CANCÚN, Q. ROO – El Observatorio Legislativo de Quintana Roo emitió su nota informativa número 301, titulada “Nihil de nobis sine nobis” (Nada de nosotros sin nosotros), en la cual realiza un análisis crítico sobre los efectos del denominado “Plan B” de la Reforma Electoral tras su publicación en el Diario Oficial de la Federación.
De acuerdo con el organismo, que mantiene una vigilancia activa desde 2016, los alcances de esta reforma constitucional en la entidad son, en términos generales, mínimos, y no representan un fortalecimiento real de la construcción democrática local.
Cabildos: ¿Cambio real o voluntad política?
Uno de los puntos analizados es la reforma al Artículo 115, que busca limitar a 15 el número máximo de regidurías en los ayuntamientos para evitar gastos excesivos.
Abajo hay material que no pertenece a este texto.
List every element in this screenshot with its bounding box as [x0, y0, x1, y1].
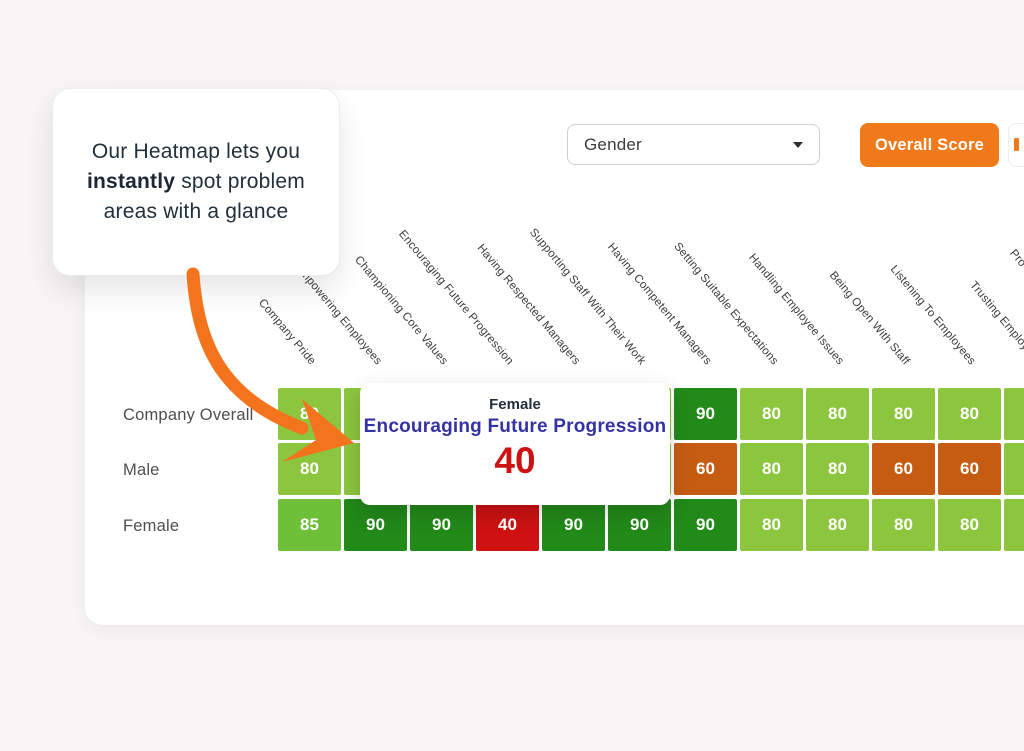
heatmap-cell[interactable]: 90 — [674, 388, 737, 440]
heatmap-cell[interactable]: 90 — [674, 499, 737, 551]
partial-button[interactable] — [1008, 123, 1024, 167]
heatmap-cell[interactable]: 80 — [872, 499, 935, 551]
heatmap-cell[interactable] — [1004, 499, 1024, 551]
heatmap-cell[interactable]: 85 — [278, 499, 341, 551]
heatmap-cell[interactable]: 80 — [806, 499, 869, 551]
heatmap-cell[interactable]: 90 — [542, 499, 605, 551]
tooltip-value: 40 — [494, 440, 536, 481]
annotation-text: Our Heatmap lets you instantly spot prob… — [87, 140, 305, 223]
heatmap-cell[interactable]: 80 — [806, 388, 869, 440]
row-label: Male — [123, 461, 160, 479]
heatmap-cell[interactable]: 80 — [938, 499, 1001, 551]
heatmap-cell[interactable]: 60 — [938, 443, 1001, 495]
heatmap-cell[interactable]: 90 — [344, 499, 407, 551]
heatmap-cell[interactable]: 80 — [740, 443, 803, 495]
heatmap-cell[interactable]: 90 — [410, 499, 473, 551]
heatmap-cell[interactable]: 40 — [476, 499, 539, 551]
cell-tooltip: Female Encouraging Future Progression 40 — [360, 383, 670, 505]
partial-button-label-fragment — [1014, 138, 1019, 151]
heatmap-cell[interactable] — [1004, 388, 1024, 440]
chevron-down-icon — [793, 142, 803, 148]
heatmap-cell[interactable]: 80 — [278, 443, 341, 495]
tooltip-category: Encouraging Future Progression — [363, 416, 667, 437]
filter-dropdown-value: Gender — [584, 134, 642, 154]
heatmap-cell[interactable]: 80 — [806, 443, 869, 495]
heatmap-cell[interactable]: 80 — [740, 499, 803, 551]
tooltip-group: Female — [489, 396, 541, 413]
heatmap-cell[interactable]: 80 — [740, 388, 803, 440]
heatmap-cell[interactable] — [1004, 443, 1024, 495]
annotation-callout: Our Heatmap lets you instantly spot prob… — [52, 88, 340, 276]
filter-dropdown[interactable]: Gender — [567, 124, 820, 165]
heatmap-cell[interactable]: 60 — [872, 443, 935, 495]
heatmap-cell[interactable]: 80 — [872, 388, 935, 440]
heatmap-cell[interactable]: 80 — [938, 388, 1001, 440]
heatmap-cell[interactable]: 90 — [608, 499, 671, 551]
heatmap-cell[interactable]: 80 — [278, 388, 341, 440]
row-label: Female — [123, 517, 180, 535]
heatmap-cell[interactable]: 60 — [674, 443, 737, 495]
overall-score-button[interactable]: Overall Score — [860, 123, 999, 167]
row-label: Company Overall — [123, 406, 254, 424]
No obstante, el Observatorio señala que, debido a los artículos transitorios, este cambio podría ser irrelevante para Quintana Roo.
El organismo explica que, dado que el estado ya cuenta con cabildos que cumplen con estos rangos, cualquier modificación quedará sujeta a la “voluntad política” de alinearse a los objetivos presidenciales, más que a una obligación inmediata y transformadora.
Soberanía estatal y el presupuesto del Congreso
El punto de mayor fricción identificado es la reforma al Artículo 116, que impone un tope presupuestal a las legislaturas locales del 0.70% del presupuesto de egresos total de la entidad. El Observatorio califica esta medida como una injerencia del Poder Ejecutivo federal en la soberanía de los estados.
“Se condicionan decisiones presupuestarias bajo una disposición política orientada supuestamente a evitar dispendios, pero vulnerando el principio de soberanía federada”, señala el boletín.
El reto para la XVIII Legislatura
Pese a la obligatoriedad de armonizar las leyes locales antes del 30 de mayo de 2026, el Observatorio advierte que los actuales diputados de la XVIII Legislatura podrían no ver afectados sus ingresos de inmediato, ya que los ajustes entrarían en vigor hasta la siguiente legislatura.
Actualmente, el Congreso del Estado opera con un presupuesto diario estimado en $1,469,529.11 pesos. El organismo cuestiona si los legisladores quintanarroenses seguirán el ejemplo de entidades como Baja California, que redujo su gasto de manera proactiva, o si mantendrán la inercia del gasto excesivo hasta el límite legal permitido.